From mboxrd@z Thu Jan  1 00:00:00 1970
Return-Path: <linux-kernel-owner@vger.kernel.org>
Received: (majordomo@vger.kernel.org) by vger.kernel.org via listexpand
	id S1030897Ab2CFPDw (ORCPT <rfc822;w@1wt.eu>);
	Tue, 6 Mar 2012 10:03:52 -0500
Received: from mx1.redhat.com ([209.132.183.28]:26738 "EHLO mx1.redhat.com"
	rhost-flags-OK-OK-OK-OK) by vger.kernel.org with ESMTP
	id S1030791Ab2CFPDv (ORCPT <rfc822;linux-kernel@vger.kernel.org>);
	Tue, 6 Mar 2012 10:03:51 -0500
Date: Tue, 6 Mar 2012 12:01:04 -0300
From: Marcelo Tosatti <mtosatti@redhat.com>
To: Takuya Yoshikawa <takuya.yoshikawa@gmail.com>
Cc: Takuya Yoshikawa <yoshikawa.takuya@oss.ntt.co.jp>, avi@redhat.com,
        kvm@vger.kernel.org, linux-kernel@vger.kernel.org
Subject: Re: [PATCH 3/4 changelog-v2] KVM: Switch to srcu-less get_dirty_log()
Message-ID: <20120306150104.GA3041@amt.cnet>
References: <20120301193007.04b2db8e.yoshikawa.takuya@oss.ntt.co.jp>
 <20120301193316.96682d60.yoshikawa.takuya@oss.ntt.co.jp>
 <20120303142148.2689454b30dc86d84c4a19f5@gmail.com>
 <20120306111540.GA29914@amt.cnet>
 <20120306234317.2817d2071038d11ab3831c82@gmail.com>
MIME-Version: 1.0
Content-Type: text/plain; charset=us-ascii
Content-Disposition: inline
In-Reply-To: <20120306234317.2817d2071038d11ab3831c82@gmail.com>
User-Agent: Mutt/1.5.21 (2010-09-15)
Sender: linux-kernel-owner@vger.kernel.org
List-ID: <linux-kernel.vger.kernel.org>
X-Mailing-List: linux-kernel@vger.kernel.org

On Tue, Mar 06, 2012 at 11:43:17PM +0900, Takuya Yoshikawa wrote:
> Marcelo Tosatti <mtosatti@redhat.com> wrote:
> 
> > > +	spin_lock(&kvm->mmu_lock);
> > 
> > It is not clear why mmu_lock is needed. Dropping it across the xchg loop
> > should be similar to srcu implementation, in that concurrent updates
> > will be visible only on the next get_dirty call? Well, it is necessary
> > anyway for write protecting the sptes.
> 
> My implementation does write protection inside the xchg loop.
> Then, after that loop, flushes TLB.
> 
> mmu_lock must protect both of these together.
> 
> If we do not mind scanning the bitmap twice, we can decouple the
> xchg loop and write protection, but it will be a bit slower, and in
> any case we need to hold mmu_lock until TLB is flushed.

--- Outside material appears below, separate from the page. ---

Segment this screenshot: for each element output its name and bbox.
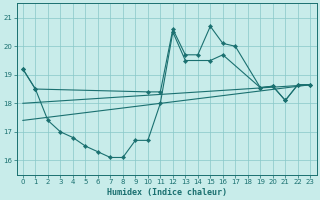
X-axis label: Humidex (Indice chaleur): Humidex (Indice chaleur) [107, 188, 227, 197]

Why is it necessary to scan twice? Simply continuing to the next set 
of pages, after dropping the lock, should be enough.

The potential problem i am referring to is:

- kvm.git next + srcu-less series
average(ns)    stdev     ns/page    pages    improvement(%)

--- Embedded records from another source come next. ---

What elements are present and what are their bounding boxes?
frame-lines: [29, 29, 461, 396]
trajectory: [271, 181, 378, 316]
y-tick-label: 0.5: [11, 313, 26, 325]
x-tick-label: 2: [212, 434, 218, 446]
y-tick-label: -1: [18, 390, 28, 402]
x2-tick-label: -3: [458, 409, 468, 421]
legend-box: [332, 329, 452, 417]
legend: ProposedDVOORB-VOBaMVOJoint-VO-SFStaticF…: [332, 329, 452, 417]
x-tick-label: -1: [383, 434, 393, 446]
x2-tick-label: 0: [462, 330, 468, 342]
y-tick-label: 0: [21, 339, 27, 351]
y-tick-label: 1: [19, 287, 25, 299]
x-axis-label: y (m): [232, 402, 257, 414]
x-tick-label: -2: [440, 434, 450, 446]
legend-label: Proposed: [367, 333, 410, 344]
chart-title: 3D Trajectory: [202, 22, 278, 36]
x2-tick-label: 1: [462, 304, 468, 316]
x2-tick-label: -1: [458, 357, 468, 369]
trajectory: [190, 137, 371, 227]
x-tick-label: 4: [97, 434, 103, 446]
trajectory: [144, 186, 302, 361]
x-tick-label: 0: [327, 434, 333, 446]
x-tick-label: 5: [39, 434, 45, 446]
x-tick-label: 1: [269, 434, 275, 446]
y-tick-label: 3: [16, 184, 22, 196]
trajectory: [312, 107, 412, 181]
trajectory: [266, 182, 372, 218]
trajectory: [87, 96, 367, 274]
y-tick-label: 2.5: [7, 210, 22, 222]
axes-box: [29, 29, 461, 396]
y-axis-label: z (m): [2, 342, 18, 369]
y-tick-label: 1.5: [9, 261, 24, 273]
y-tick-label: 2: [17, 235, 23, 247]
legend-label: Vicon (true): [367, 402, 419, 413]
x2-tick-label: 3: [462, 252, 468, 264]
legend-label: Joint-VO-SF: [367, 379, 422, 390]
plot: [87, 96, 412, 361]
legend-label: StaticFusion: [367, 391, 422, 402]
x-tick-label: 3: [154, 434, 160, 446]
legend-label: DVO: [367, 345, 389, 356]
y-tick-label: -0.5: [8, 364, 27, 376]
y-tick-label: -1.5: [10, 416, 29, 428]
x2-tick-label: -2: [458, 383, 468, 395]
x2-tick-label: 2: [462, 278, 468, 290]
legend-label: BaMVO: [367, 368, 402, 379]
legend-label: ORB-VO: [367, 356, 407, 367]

8497356.4    16441.0        32.4     256K     -29

So 8ms for 1GB. Assuming it increases linearly, it would take 
400ms for get_dirty on a 50GB slot (most of that time spent 
with mmu_lock held). Is this correct?

> As can be seen from the unit-test result the majority of time
> is being spent on write protecting sptes, so decoupling xchg loop
> alone will not alleviate the problem so much -- my guess.
> 
> > A cond_resched_lock() would alleviate the potentially long held 
> > times for mmu_lock (can you measure it with large memslots?)
> 
> How to move TLB flush out of mmu_lock critical sections was discussed
> before, and there seemed to be some proposals.
> 
> Anyone is working on that?
> 
> After that we can do many things.
> 
> One idea is to make the extra bitmap buffer size shrink to one page
> or so and do xchg and write protection loop by that limited size.
> 
> Because we can drop mmu_lock, it is possible to copy_to_user part of
> the dirty bitmap, and then go to the next part.
> 
> After everything is protected, we can then do TLB flush after dropping
> mmu_lock.
> 
> > Otherwise looks nice.
> 
> Thanks,
> 	Takuya
> 
> 
> > > -		r = -ENOMEM;
> > > -		slots = kmemdup(kvm->memslots, sizeof(*kvm->memslots), GFP_KERNEL);
> > > -		if (!slots)
> > > -			goto out;
> > > +	for (i = 0; i < n / sizeof(long); i++) {
> > > +		unsigned long mask;
> > > +		gfn_t offset;
> > >  
> > > -		memslot = id_to_memslot(slots, log->slot);
> > > -		memslot->nr_dirty_pages = 0;
> > > -		memslot->dirty_bitmap = dirty_bitmap_head;
> > > -		update_memslots(slots, NULL);
> > > +		if (!dirty_bitmap[i])
> > > +			continue;
> > >  
> > > -		old_slots = kvm->memslots;
> > > -		rcu_assign_pointer(kvm->memslots, slots);
> > > -		synchronize_srcu_expedited(&kvm->srcu);
> > > -		kfree(old_slots);
> > > +		is_dirty = true;
> > >  
> > > -		write_protect_slot(kvm, memslot, dirty_bitmap, nr_dirty_pages);
> > > +		mask = xchg(&dirty_bitmap[i], 0);
> > > +		dirty_bitmap_buffer[i] = mask;
> > >  
> > > -		r = -EFAULT;
> > > -		if (copy_to_user(log->dirty_bitmap, dirty_bitmap, n))
> > > -			goto out;
> > > -	} else {
> > > -		r = -EFAULT;
> > > -		if (clear_user(log->dirty_bitmap, n))
> > > -			goto out;
> > > +		offset = i * BITS_PER_LONG;
> > > +		kvm_mmu_write_protect_pt_masked(kvm, memslot, offset, mask);
> > >  	}
> > > +	if (is_dirty)
> > > +		kvm_flush_remote_tlbs(kvm);
> > > +
> > > +	spin_unlock(&kvm->mmu_lock);